*Photo of Natalie Diaz
Poets without Limits
Mainstream culture has a listless practice of permitting minority literature to collect dust. Public school history classes devote a lesson or two to ethnic history, often while minimizing its impactful voice. Native Americans, for instance, are mainly remembered for the Pilgrim’s pleasant encounter with the fabled Squanto, or Disney’s $350 million-dollar worldwide hit “Pocahontas.” Farah Qureshi in an article for Journalist’s Resource asserts that ““Native Americans experience ‘relative invisibility’ in the media. While they are included, they are generally portrayed as historical figures – individuals from the 18th or 19th centuries who wore buckskin, rode horses, or lived in teepees.” The poetry of Natalie Diaz and Laylie Long Soldier breaks these whitewashed bromides.
Diaz, a Californian, and Long Soldier, an Arizonan, unapologetically reclaim their indigenous cultures by bringing their readers up-to-date on how Native Americans fit into the modern lifestyle. The two women toy with artistic appearances and styles, knitting them together in a collage of outlaw verses. Their poetry blends the artistry of untamed terrain with the unpredictability of power shifts—two subjects prominent in U.S history.
Natalie Diaz’s collection, When My Brother Was an Aztec, reminds readers to whom American soil first belonged and where roads paved with colonialism have led her people. In her poem “Cloud Watching,” Diaz describes the savagery that rose from the birth of America:
“Betsy Ross needled hot stars to Mr. Washington’s bedspread –
They weren’t hers to give. So, when the cavalry came,
We ate their horses. Then, unfortunately, our bellies were filled
With bullet holes.”
These stanzas detail the massacre and displacement of Diaz’s Aztec tribe under the American flag, historical events that Americans rarely visits in its education. She goes on to describe the lack of leadership that followed generations of loss within the Aztec culture, leading to the eventual degradation of structure and strength within the tribe:
“The rhythm is set by our boys dancing the warpath –
The meth 3-step. Grandmothers dance their legs off –
Who now will teach us to stand?”
Another poem entitled “Hand-Me-Down Halloween” challenges both cultural appropriation and the White Savior Complex when a classmate named Jeremiah gives Diaz “a two-piece / Tonto / costume.” She describes how “/ white / Jeremiah told all his / white / friends that I was wearing his old costume / A hand-me-down? /” Complimenting the words, the odd breakdown in the structure accentuates and isolates the most offensive slights to her identity. The “white” child boosts his ego by making her a “fake / Indian” for Halloween. What appears as a gift in Jeremiah’s mind translates as an injury to Diaz, especially when the night escalates with ridicules of “good / little Injun.”

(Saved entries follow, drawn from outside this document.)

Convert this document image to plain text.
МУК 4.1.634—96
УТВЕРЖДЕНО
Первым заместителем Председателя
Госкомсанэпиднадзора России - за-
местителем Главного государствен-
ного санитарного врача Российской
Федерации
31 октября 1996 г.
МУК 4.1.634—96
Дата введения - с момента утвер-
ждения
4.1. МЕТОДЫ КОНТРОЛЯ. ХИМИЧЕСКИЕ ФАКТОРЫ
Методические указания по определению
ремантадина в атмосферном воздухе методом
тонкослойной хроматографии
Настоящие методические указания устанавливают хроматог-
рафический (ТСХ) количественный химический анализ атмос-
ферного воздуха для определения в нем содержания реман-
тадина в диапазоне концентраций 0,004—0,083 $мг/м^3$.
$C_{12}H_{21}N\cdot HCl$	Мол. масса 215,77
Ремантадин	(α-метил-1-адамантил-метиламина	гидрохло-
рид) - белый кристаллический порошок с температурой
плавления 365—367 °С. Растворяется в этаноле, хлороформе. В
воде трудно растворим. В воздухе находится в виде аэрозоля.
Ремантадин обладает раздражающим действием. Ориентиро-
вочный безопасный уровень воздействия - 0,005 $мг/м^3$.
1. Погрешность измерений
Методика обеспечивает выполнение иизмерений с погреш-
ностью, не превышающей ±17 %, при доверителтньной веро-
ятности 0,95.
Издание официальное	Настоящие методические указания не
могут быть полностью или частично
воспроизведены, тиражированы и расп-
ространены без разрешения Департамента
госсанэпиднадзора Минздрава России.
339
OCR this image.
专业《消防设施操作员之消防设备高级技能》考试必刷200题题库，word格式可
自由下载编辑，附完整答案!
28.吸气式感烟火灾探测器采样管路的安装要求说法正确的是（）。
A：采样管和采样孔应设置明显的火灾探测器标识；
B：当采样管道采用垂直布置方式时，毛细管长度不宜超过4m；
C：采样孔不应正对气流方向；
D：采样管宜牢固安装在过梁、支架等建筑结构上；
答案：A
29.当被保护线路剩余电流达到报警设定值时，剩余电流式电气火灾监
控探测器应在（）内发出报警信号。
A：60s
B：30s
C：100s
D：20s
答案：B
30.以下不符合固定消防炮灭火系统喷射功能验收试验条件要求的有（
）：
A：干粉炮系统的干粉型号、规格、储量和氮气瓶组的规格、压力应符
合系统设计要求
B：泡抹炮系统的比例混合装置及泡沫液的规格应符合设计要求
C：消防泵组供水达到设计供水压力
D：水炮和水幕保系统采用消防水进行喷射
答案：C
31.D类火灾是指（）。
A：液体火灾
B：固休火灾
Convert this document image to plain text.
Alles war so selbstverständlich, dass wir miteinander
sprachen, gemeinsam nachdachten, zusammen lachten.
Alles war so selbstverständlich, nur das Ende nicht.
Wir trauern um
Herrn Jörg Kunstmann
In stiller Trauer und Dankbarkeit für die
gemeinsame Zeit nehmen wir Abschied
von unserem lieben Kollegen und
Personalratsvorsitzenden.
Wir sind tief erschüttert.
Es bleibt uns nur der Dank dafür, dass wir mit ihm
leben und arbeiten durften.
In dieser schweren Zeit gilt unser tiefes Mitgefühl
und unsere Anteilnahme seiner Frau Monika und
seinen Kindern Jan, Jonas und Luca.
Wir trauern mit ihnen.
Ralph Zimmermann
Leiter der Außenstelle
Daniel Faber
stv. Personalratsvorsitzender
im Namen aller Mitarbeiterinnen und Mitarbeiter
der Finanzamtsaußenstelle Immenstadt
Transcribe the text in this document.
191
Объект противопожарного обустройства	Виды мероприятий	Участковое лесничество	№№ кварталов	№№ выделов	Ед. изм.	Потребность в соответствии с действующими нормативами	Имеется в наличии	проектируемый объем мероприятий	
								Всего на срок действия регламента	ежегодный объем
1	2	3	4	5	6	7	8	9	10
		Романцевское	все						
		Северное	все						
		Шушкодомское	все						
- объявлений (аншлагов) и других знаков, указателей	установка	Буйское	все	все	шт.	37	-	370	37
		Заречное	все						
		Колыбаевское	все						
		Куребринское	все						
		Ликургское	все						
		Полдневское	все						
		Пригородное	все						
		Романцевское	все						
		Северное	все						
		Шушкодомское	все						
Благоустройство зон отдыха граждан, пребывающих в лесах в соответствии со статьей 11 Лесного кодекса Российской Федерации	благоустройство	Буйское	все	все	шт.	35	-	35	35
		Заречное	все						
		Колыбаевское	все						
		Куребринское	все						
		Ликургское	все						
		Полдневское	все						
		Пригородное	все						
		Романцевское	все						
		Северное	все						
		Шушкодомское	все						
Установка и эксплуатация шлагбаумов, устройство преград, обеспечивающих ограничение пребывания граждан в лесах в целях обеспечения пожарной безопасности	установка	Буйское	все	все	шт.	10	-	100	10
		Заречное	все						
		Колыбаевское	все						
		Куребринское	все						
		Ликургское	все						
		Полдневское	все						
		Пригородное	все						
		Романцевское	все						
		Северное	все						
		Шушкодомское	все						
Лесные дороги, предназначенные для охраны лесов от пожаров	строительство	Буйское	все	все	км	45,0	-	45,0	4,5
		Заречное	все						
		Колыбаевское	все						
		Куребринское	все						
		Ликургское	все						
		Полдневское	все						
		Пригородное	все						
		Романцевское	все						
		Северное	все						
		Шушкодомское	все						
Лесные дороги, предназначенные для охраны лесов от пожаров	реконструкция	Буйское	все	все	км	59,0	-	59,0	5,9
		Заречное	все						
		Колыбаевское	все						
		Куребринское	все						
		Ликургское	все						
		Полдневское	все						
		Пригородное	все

In Whereas, Long Soldier takes a more complex approach to her poetry. . Much of the collection relies just as much on its physical appearance as it does the text. However, the last section entitled “Whereas Statements” makes her message clear. Its stream-of-consciousness approach offers her readers a glimpse into the mindset of the modern Native American. She describes how “the burden of American Indian emptiness” manifests in every facet of her culture with “drives, conversations, or when I lie down to sleep.” This assertion describes how the very term “American Indian” is emptied of meaning and doesn’t even belong to those it describes, “like a hollow, bloated boat that is not ours that neither my friend nor I want to board, knowing it will never take us anywhere but to rot.” This statement proclaims how what once belonged to Native Americans, including the term itself and American soil, has been stolen.
She likens her desire to a creek, presumably because it contributes to a larger river or lake. This statement defines “Lakota” as “friend or ally.” She finds in her existence as a Native American because few people recognize its legitimacy as an integral part of society. Yet, she still wishes to fit herself within the whole country’s fabric.
While Diaz and Long Soldier make different stylistic choices, their messages are similar. They desire respect and appropriate representation of their heritage while remaining an integral part of America. Pitchmen are eager to peddle Native American artifacts for sports teams, costumes, or tobacco brands, but hesitant to consider their civilization an integral part of our country. Instead of using exploitative cartoons and figurines marketed in massive schemes, we should take up the first-hand works of poets like Diaz and Long Soldier to give Native Americans the homage they deserve.